Saudi airstrikes hit Yemen ahead of peace talks

April 18, 2016 6:55 am

Tribesmen loyal to the Houthi Ansarullah movement attend a gathering in Yemen’s capital, Sana’a, April 17, 2016. (Photo by Reuters)

Representatives of Yemen’s Houthis and ex-president Abd Rabbuh Mansur Hadi are set to start a new round of UN-brokered peace talks in Kuwait on Monday in a bid to end the conflict in the country.
UN Special Envoy for Yemen Ismail Ould Cheikh Ahmed on Sunday landed in Kuwait City, where he said the situation was generally stable across Yemen regardless of “some violations” of a UN-sponsored truce agreement. He said the violations were “minor.”
However, local residents and witnesses said Saudi warplanes bombarded al-Ghayl district in the northern Yemeni province of Jawf early on Monday.
’s remotely-controlled unmanned aerial vehicles also carried out a number of reconnaissance missions over the skies of the capital Sana’a, the al-Masirah television reported.
Pro-Hadi militiamen meanwhile fired a barrage of rockets and artillery rounds at the city of Sirwah, about 120 km (75 miles) east of the capital, it said. 
Abdulmalek al-Mikhlafi, the foreign minister of Hadi’s administration, said he didn’t expect “a full agreement at this stage but rather a step toward that end.”

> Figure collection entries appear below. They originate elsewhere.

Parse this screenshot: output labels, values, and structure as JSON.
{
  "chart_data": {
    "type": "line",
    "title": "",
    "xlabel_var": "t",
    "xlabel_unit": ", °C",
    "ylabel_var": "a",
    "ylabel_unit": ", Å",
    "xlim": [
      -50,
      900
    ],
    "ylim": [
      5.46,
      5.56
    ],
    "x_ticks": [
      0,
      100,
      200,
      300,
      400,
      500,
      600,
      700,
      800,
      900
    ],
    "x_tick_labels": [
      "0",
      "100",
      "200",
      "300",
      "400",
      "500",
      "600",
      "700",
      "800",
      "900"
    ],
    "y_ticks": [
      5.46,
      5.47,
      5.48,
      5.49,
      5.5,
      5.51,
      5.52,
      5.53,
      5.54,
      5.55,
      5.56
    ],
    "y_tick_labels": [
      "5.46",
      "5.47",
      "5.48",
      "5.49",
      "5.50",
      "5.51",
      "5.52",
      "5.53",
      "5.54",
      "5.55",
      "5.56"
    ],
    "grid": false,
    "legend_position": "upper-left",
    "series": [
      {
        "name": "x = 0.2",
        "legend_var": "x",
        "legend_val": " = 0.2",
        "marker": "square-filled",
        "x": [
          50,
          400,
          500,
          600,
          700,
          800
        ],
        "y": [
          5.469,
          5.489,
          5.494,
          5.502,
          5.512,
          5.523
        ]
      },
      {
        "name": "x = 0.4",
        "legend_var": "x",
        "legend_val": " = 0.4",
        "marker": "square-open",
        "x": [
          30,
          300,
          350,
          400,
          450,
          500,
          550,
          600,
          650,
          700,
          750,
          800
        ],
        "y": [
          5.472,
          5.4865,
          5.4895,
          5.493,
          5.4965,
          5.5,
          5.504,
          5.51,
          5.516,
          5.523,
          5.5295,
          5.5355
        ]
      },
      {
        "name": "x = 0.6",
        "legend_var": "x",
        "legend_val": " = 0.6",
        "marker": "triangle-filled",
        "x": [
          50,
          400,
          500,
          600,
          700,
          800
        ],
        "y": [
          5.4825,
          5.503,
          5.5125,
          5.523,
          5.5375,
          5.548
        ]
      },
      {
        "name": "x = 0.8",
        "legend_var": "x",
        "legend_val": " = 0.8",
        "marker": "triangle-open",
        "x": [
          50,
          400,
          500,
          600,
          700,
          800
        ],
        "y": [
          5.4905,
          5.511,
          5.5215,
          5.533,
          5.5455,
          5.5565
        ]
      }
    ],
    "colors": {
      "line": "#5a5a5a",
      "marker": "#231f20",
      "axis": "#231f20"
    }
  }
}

Yemeni women stand in front of buildings that were damaged in Saudi airstrikes in the UNESCO-listed old city of the Yemeni capital, Sana’a, March 23, 2016. (Photo by AFP)

The ceasefire has been violated numerous times with fighting that has been unabated in Nahm, northeast of Sana’a, killing nine Saudi-backed militants on Sunday.
The northern capital remains in the hands of the Houthis and Saudi Arabia continues carrying out attacks from the air and ground to take it. 
The kingdom, however, is under growing pressure as its protracted war has ground into a no-win situation.
In February, Saudi military spokesman Brigadier General Ahmed Asiri acknowledged that Riyadh was stuck in a “static war” against its southern neighbor. 
Saudi Arabia is also coming under an unprecedented criticism from around the world over rising civilian casualties and destruction in Yemen. 
The United Nations has raised alarm over the growing influence of al-Qaeda in Yemen since Saudi Arabia launched the war in March 2015.
More than 9,400 people have been killed and at least 16,000 others injured since the onset of the aggression.
The Saudi strikes have also taken a heavy toll on the country’s facilities and infrastructure, destroying many hospitals, schools, and factories.